You don’t have to whip him into shape like a drill sergeant. We all love that idea but we can do better, right? Teach him some First Principles of Masculinity like authenticity, mission, service, vulnerability, generosity, selflessness, discipline and others that are grounded in love. Show him you care about him enough to challenge the macho code. Prove to him that you love him enough to hold him when he touches his emotions, and that he doesn’t have to “suck it up”.
Try to resist the easy path of throwing other men under the bus because it’s safer, or because it’s popular now, or because maybe you have an illusion you’re better. Let’s not confuse “machismo” with “masculinity”. Resist the trend to trash masculinity and teach him the difference.
Listen Ben, I’ve got an 18-year-old nephew who just left for his first year in college. I’m calling him several times a week to do all the things I just mentioned because, to be honest, I wish someone would have done that for me. I’m dedicated to cultivating a loving relationship where I can inspire him to become familiar with his inner world. I assure you I will NOT be working to help him become more afraid or – god forbid – to “worry” that any of his mistakes will “follow him around for the rest of his life”. I’d rather inspire him with love than motivate him with fear. NOBODY should spend their life “worrying” they can’t overcome their past. With every new breath, each of us inherits the right to recreate ourselves, to learn from the past but not cling to it, to step into a greater version of ourselves. I want my nephew to know that his past cannot define him.
I want him to meet the present – and everyone in it – from a place of love. Not fear.
My nephew is going to make mistakes. There’s no way life won’t hold him accountable for them, one way or another. But I retired from the fear-teaching business, Ben. With my nephew, I’m in the love-teaching business. I’d like your help in shifting the narrative from fear, shame & blame to one of love.
There’s an expression that says, “Hurt people hurt people.” Everybody knows that a frightened animal is the most dangerous.

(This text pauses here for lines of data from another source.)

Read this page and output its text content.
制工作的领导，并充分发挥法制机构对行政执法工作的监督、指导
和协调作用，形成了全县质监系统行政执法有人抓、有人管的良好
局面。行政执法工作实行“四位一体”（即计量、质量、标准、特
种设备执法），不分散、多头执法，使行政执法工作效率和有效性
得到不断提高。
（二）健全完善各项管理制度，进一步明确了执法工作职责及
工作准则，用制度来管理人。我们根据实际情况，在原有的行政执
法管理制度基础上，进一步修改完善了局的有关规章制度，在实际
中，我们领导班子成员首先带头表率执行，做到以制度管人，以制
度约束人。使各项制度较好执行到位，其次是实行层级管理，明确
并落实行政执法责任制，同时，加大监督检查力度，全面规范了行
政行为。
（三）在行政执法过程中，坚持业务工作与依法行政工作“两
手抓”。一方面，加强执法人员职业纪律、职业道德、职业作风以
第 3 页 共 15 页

Yet here we are with millions of angry people calling for inducing more shame and fear, to “teach these guys to man up”. Except that most people’s idea of “man up” is some old-fashioned concept from the original pages of toxic masculinity
I know you’ll agree the patriarchy cannot be toppled using the patriarchy’s formula. The punitive model of “corrections” carries the stink of old men’s sweaters marinating in cigar smoke. There’s nothing new, progressive or feminine about it. In order to create a new order we need a new paradigm.
Boys who are motivated by fear grow up to become UNSAFE men. I know everybody’s clamoring for “more accountability” right now. You imagine a drill sergeant instilling honor and morals, making things right. I’m suggesting that maybe boys don’t need more fear and shame.
Hey Ben, how about we become a bit more creative than this. Let’s be a bit more courageous. How about we resist this fear-based paradigm that’s wrecked hundreds of generations of boys/men. Instead of trying to make him afraid, lets teach him to fix his gaze on being somebody loving and sensitive and beautiful right now. And when he messes up, let’s teach him to love himself enough to acknowledge his error, to make amends and move on so he’s free to create more goodness in the world.
If we intend to topple the patriarchy and the scourge of toxic masculinity, let’s try this: less fear, more love.